Complicating the calculation for stateside traders is China’s vast sway in the global economy. While U.S. companies are in the process of reporting particularly strong forecasts for 2020 earnings, should Asia’s economic engine sputter those projections could come asunder. Angst over profit growth is already running high after 2019 saw virtually none in the S&P 500.

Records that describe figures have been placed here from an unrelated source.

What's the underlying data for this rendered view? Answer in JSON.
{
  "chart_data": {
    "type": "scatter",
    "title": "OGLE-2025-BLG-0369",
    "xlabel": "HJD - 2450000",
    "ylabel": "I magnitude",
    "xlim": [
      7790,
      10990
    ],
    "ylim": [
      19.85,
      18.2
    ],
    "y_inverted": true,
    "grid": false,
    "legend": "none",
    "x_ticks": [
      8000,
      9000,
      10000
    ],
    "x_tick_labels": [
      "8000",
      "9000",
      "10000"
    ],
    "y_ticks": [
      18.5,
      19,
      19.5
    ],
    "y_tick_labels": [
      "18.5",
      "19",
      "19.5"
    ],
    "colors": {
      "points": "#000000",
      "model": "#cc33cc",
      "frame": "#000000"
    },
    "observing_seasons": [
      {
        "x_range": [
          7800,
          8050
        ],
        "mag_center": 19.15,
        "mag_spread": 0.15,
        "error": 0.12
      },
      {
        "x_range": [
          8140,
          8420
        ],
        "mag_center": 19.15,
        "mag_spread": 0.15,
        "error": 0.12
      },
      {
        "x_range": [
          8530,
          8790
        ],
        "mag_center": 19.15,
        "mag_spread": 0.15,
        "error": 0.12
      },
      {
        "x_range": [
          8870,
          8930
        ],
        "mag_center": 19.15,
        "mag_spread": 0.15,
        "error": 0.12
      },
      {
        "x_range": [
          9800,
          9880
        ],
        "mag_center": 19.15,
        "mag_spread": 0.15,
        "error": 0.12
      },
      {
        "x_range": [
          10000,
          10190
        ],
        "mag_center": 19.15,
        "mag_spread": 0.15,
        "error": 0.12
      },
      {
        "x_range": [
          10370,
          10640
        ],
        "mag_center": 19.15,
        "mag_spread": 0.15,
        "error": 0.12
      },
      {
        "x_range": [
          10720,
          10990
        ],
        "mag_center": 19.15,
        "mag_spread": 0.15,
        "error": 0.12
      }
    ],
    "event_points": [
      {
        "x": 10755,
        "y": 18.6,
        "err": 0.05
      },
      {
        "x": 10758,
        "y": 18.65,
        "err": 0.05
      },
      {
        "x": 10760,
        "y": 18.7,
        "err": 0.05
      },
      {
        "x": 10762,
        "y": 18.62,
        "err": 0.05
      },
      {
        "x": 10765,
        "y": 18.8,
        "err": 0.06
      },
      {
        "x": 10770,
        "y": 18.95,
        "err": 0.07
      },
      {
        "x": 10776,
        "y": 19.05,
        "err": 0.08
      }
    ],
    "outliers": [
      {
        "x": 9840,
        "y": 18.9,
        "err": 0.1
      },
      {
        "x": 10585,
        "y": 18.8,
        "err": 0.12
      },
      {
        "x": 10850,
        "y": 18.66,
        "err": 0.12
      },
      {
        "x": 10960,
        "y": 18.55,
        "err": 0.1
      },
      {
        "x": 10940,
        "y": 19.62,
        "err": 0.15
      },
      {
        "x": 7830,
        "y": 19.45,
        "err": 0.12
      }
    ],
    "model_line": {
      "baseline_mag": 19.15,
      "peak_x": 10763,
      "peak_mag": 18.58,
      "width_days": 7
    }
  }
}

Concerned about the virus and also presidential politics, with the Iowa Caucuses set for Monday, investors have been using the options market to hedge. The Cboe put-to-call ratio for stocks, which tracks volume in bearish versus bullish bets, has been going up for eight straight days, the longest streak since September. The index’s 10-day moving average sits at 0.59, the highest level in almost seven weeks.

“While the extent and severity of the virus is not yet known and we do not have a view on its likely spread or duration, the closures already announced by the Chinese government, including factory shutdowns and stoppages in freight rail traffic, are likely to have a first order effect on the U.S. economy,” UBS’s Robert Martin wrote in a note.

Past epidemics provide imperfect blueprints for the impact on markets. In 2003, when SARS began to infect thousands across the Asia Pacific region, the MSCI Pacific ex Japan Index dropped 13% at the start of the year, only to end higher by more than 40%. In the U.S. that year, the S&P 500 dropped as much as 4.6% from June to August, before climbing to finish the year up 26%.

Every market is different. While global stocks were in the process of bottoming from the dot-com crash in 2003, right now the S&P 500 is approaching the 12th year of a bull market that is by some measures the longest ever. Valuations, particularly for the giant tech stocks that have led the advance, have rarely been higher than now and the Federal Reserve has already cut interest rates three times since July.

“Stocks were due to consolidate after last year and seem to be doing that in a very normal way,” said Jason Browne, president of Alexis Investment Partners. “I am not expecting a much deeper decline but would have been surprised if we didn’t see this volatility continue for a few more weeks.”

--With assistance from Sarah Ponczek.